At their root, most of Abbott’s assumptions seem to emanate from the widely discredited Laffer curve, which purports to show that reducing taxes on the rich would lead to freer firms, more profits and therefore more government revenue. Then — and only then — could cash be used for what he calls “big social programs”.
This was the theory underlying the Reagan tax cuts and the core of what George HW Bush referred to as “voodoo economics”. The problem was that after the 1981 Kemp-Roth cuts, US revenue fell well below where it was expected to be. The US deficit doubled to $155 billion and government debt tripled to more than $2 trillion.

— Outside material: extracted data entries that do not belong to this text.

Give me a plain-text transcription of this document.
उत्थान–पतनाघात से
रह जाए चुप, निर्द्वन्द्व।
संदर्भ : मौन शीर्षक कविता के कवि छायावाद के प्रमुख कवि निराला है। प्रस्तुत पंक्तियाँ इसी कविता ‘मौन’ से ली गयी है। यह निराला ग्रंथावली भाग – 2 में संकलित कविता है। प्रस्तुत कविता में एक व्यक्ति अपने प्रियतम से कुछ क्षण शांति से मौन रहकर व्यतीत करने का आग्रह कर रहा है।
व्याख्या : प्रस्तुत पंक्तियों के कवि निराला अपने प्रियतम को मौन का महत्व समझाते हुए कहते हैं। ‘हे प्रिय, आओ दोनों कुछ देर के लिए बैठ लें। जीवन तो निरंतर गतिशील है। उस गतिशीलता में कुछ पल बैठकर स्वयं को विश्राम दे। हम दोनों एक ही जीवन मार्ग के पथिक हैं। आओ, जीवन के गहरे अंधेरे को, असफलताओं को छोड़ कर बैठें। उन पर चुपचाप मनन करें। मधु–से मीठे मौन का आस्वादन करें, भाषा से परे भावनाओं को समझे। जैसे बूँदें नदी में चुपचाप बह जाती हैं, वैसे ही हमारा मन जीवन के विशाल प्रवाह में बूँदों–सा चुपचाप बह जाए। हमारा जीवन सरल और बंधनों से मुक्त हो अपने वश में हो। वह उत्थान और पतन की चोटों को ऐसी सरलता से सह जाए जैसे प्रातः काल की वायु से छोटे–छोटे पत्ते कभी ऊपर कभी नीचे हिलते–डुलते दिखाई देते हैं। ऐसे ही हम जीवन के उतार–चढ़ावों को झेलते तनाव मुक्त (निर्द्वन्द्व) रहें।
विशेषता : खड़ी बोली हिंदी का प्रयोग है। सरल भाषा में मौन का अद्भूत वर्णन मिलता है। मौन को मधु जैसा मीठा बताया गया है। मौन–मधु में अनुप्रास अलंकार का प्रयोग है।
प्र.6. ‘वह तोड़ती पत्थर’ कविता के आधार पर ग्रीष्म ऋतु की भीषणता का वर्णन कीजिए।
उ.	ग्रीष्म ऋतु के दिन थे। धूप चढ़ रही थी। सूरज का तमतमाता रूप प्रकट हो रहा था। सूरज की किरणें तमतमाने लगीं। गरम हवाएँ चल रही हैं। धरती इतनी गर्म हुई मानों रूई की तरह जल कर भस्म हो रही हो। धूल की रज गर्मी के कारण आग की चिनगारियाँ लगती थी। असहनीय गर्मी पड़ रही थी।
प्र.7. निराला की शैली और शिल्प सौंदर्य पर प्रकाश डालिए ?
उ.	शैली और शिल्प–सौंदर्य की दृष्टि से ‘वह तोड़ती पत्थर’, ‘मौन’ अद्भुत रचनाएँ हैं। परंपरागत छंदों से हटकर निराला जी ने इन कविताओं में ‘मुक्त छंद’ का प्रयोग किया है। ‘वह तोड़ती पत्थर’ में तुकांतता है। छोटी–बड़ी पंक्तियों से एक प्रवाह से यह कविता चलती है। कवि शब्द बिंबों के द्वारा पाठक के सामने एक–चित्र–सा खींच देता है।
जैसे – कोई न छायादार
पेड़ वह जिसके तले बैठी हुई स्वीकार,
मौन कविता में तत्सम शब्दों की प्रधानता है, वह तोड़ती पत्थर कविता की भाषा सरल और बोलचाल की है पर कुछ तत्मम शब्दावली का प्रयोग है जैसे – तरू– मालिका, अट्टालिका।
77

If renewed turmoil in Europe leads to another global recession, such supply side theory would look even more dubious because, owing to well-established counter-cyclical tactics championed even by conservative economists, slashing spending and taxes during a downturn would actually ratchet down demand and stall growth and job creation.
Accordingly we rate Abbott’s claims about Australia’s shining path to economic salvation as “mostly rubbish”.